Strange trip continued
Railroad Earth picks up where Grateful Dead and Phish left off
One adoring fan of the New Jersey six-piece bluegrass/rock/jazz/ Celtic band Railroad Earth, commenting on the band’s Web site about its debut Sugar Hill CD Bird in a House, describes the band’s music as “hippie jam band music played on acoustic instruments.”
When I spoke on the phone to mandolinist/vocalist John Skehan at his home in the country town of Randolph, in Morris County, N.J., I asked him, “Do you think of Railroad Earth as a jam band?”
“We’re an amplified string band,” Skehan clarified. “Or a rock band that plays Americana on traditional bluegrass instruments—guitar, fiddle, mandolin, banjo, upright bass. …”
Railroad Earth has been compared favorably to popular jamgrass bands Leftover Salmon, Yonder Mountain String Band and The String Cheese Incident and trailblazing 1970s bluegrass/newgrass band Old & In the Way (featuring the late Jerry Garcia).
I comment that the band has a much more strident sound than any traditional bluegrass band I’ve heard, in large part, it seems to me, due to the big pulse created by the bass and the drums, the latter a decidedly non-bluegrass instrument.
“Yes, we have a drummer also,” Skehan agreed.
“Is he ever playing a bodhran? It sounds like he might be sometimes,” I said, referring to the melodic traditional Celtic drum.

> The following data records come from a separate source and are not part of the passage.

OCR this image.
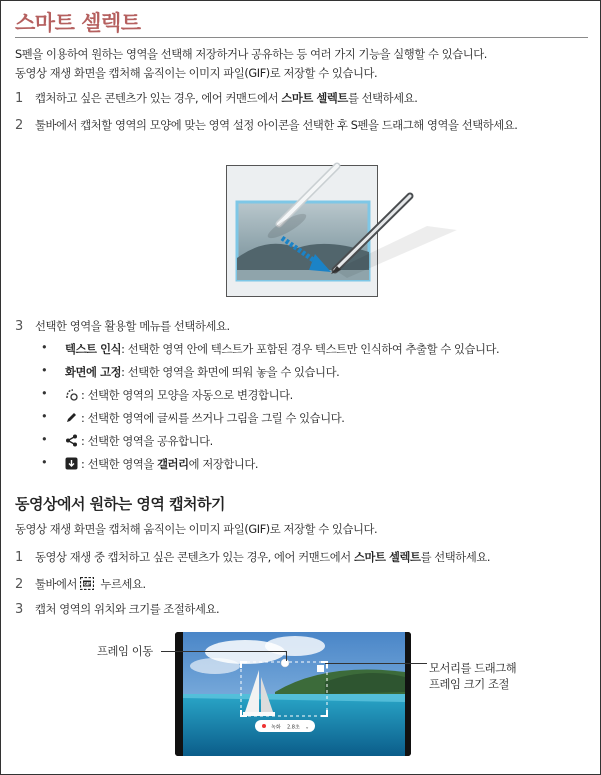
스마트 셀렉트
S펜을 이용하여 원하는 영역을 선택해 저장하거나 공유하는 등 여러 가지 기능을 실행할 수 있습니다.
동영상 재생 화면을 캡처해 움직이는 이미지 파일(GIF)로 저장할 수 있습니다.
1 캡처하고 싶은 콘텐츠가 있는 경우, 에어 커맨드에서 스마트 셀렉트를 선택하세요.
2 툴바에서 캡처할 영역의 모양에 맞는 영역 설정 아이콘을 선택한 후 S펜을 드래그해 영역을 선택하세요.
3 선택한 영역을 활용할 메뉴를 선택하세요.
• 텍스트 인식: 선택한 영역 안에 텍스트가 포함된 경우 텍스트만 인식하여 추출할 수 있습니다.
• 화면에 고정: 선택한 영역을 화면에 띄워 놓을 수 있습니다.
• : 선택한 영역의 모양을 자동으로 변경합니다.
• : 선택한 영역에 글씨를 쓰거나 그림을 그릴 수 있습니다.
• : 선택한 영역을 공유합니다.
• : 선택한 영역을 갤러리에 저장합니다.
동영상에서 원하는 영역 캡처하기
동영상 재생 화면을 캡처해 움직이는 이미지 파일(GIF)로 저장할 수 있습니다.
1 동영상 재생 중 캡처하고 싶은 콘텐츠가 있는 경우, 에어 커맨드에서 스마트 셀렉트를 선택하세요.
2 툴바에서 GIF 누르세요.
3 캡처 영역의 위치와 크기를 조절하세요.
녹화 2.8초 ⌄
프레임 이동
모서리를 드래그해
프레임 크기 조절
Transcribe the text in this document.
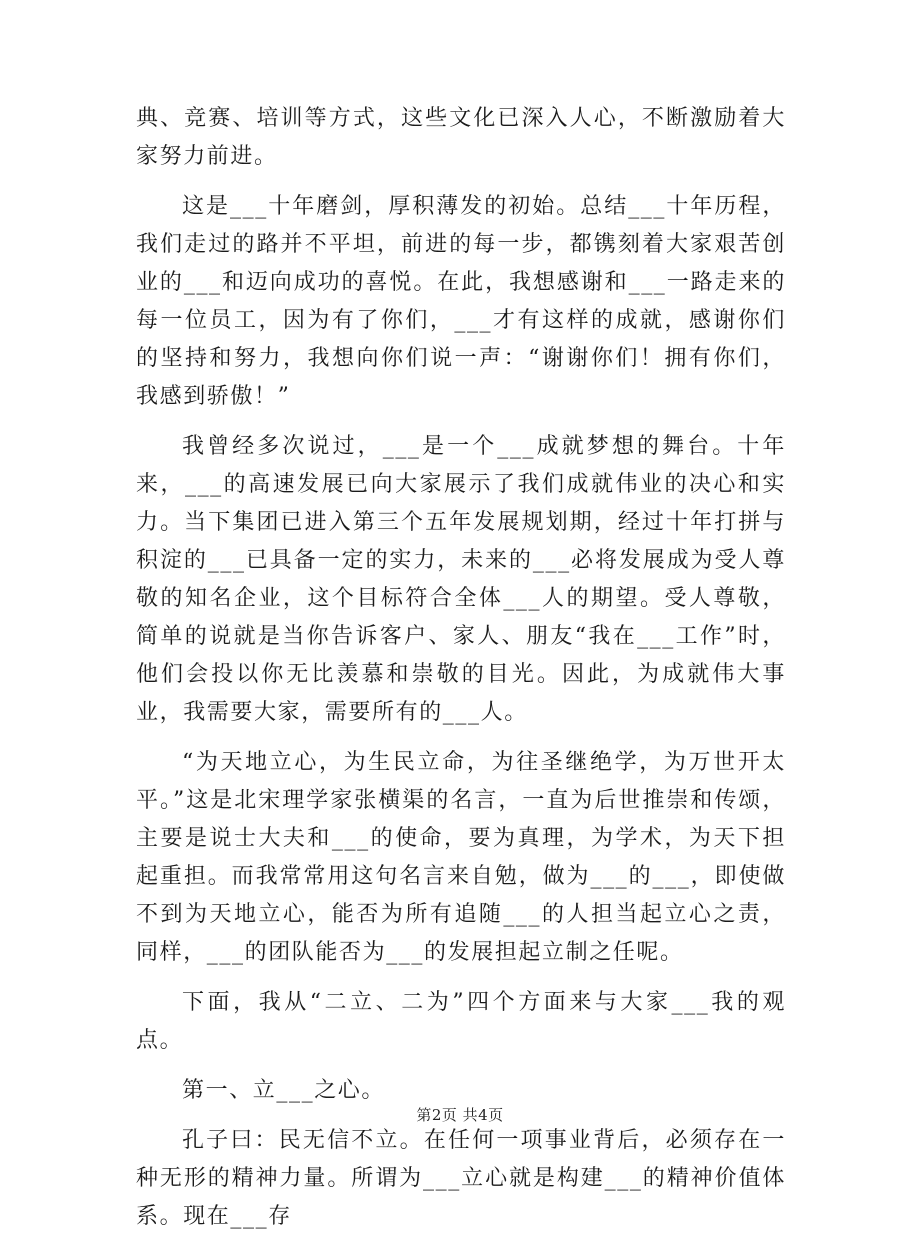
典、竞赛、培训等方式，这些文化已深入人心，不断激励着大家努力前进。

这是___十年磨剑，厚积薄发的初始。总结___十年历程，我们走过的路并不平坦，前进的每一步，都镌刻着大家艰苦创业的___和迈向成功的喜悦。在此，我想感谢和___一路走来的每一位员工，因为有了你们，___才有这样的成就，感谢你们的坚持和努力，我想向你们说一声：“谢谢你们！拥有你们，我感到骄傲！”

我曾经多次说过，___是一个___成就梦想的舞台。十年来，___的高速发展已向大家展示了我们成就伟业的决心和实力。当下集团已进入第三个五年发展规划期，经过十年打拼与积淀的___已具备一定的实力，未来的___必将发展成为受人尊敬的知名企业，这个目标符合全体___人的期望。受人尊敬，简单的说就是当你告诉客户、家人、朋友“我在___工作”时，他们会投以你无比羡慕和崇敬的目光。因此，为成就伟大事业，我需要大家，需要所有的___人。

“为天地立心，为生民立命，为往圣继绝学，为万世开太平。”这是北宋理学家张横渠的名言，一直为后世推崇和传颂，主要是说士大夫和___的使命，要为真理，为学术，为天下担起重担。而我常常用这句名言来自勉，做为___的___，即使做不到为天地立心，能否为所有追随___的人担当起立心之责，同样，___的团队能否为___的发展担起立制之任呢。

下面，我从“二立、二为”四个方面来与大家___我的观点。

第一、立___之心。

孔子曰：民无信不立。在任何一项事业背后，必须存在一种无形的精神力量。所谓为___立心就是构建___的精神价值体系。现在___存

第2页 共4页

“No, but Carey [Harmon] is a very melodic drummer, so it’s really a nice complement to all the melodic string instruments.” Skehan explained further: “We keep the acoustic instruments sounding as natural as possible, but with a power that matches the volume of the drums.”
Railroad Earth, in its relatively short existence, has already developed a huge and growing Grateful Dead-like following. The “Hobos,” who follow them from gig to gig, are hungry for the inventive, often improvisational sound augmented by Todd Sheaffer’s unique voice, which has been compared to that of Bob Dylan, Roger McGuinn and Arlo Guthrie. His lyric writing invites comparisons to the writing talent of Beat poet Jack Kerouac, whose poem “October in the Railroad Earth” is the inspiration for the band’s name.
“We’re coming into our fourth year as a band,” Skehan told me. “We started around late 2000, after having done a good bit of playing, and made a five-song demo CD. It got such a favorable response that we ended up playing Telluride [Bluegrass Festival in Colorado—their 10th gig ever]. Then we ran back and added another five songs and came up with The Black Bear Sessions. Then we had to add 20 more songs so we could go on tour. I think we sort of locked ourselves in the barn and said, ‘We need to get to work!’ for like a month or two … before we had to go out and do three six- to eight-week tours. …
“It was pretty startling to have such sudden success. So much happened so fast in the beginning that it took us a while to figure out what this [Railroad Earth] thing was. Next thing we knew, we somehow ended up with only four weeks to create Bird in the House for Sugar Hill Records [in 2002]. … It was a whirlwind of a year and a half or two.”
“Railroad Earth is like a ‘70s psychedelic band with a Southern rock attitude that’s been put in the 21st century and given acoustic instruments,” is how John Corcoran, another online fan, put it. “In a world of cookie-cutter music, copycat art and been-there, done-that over-familiarity, this band is more than a breath of fresh air—it’s a hit of 100 percent oxygen.”
Skehan and company, fresh from their exhilarating Mardi Gras gig with Phil Lesh and Friends at the Bill Graham Civic Auditorium in San Francisco in February of this year (which Skehan describes as “a very significant moment” in the band’s career), will hit Chico in support of their latest recording, The Good Life.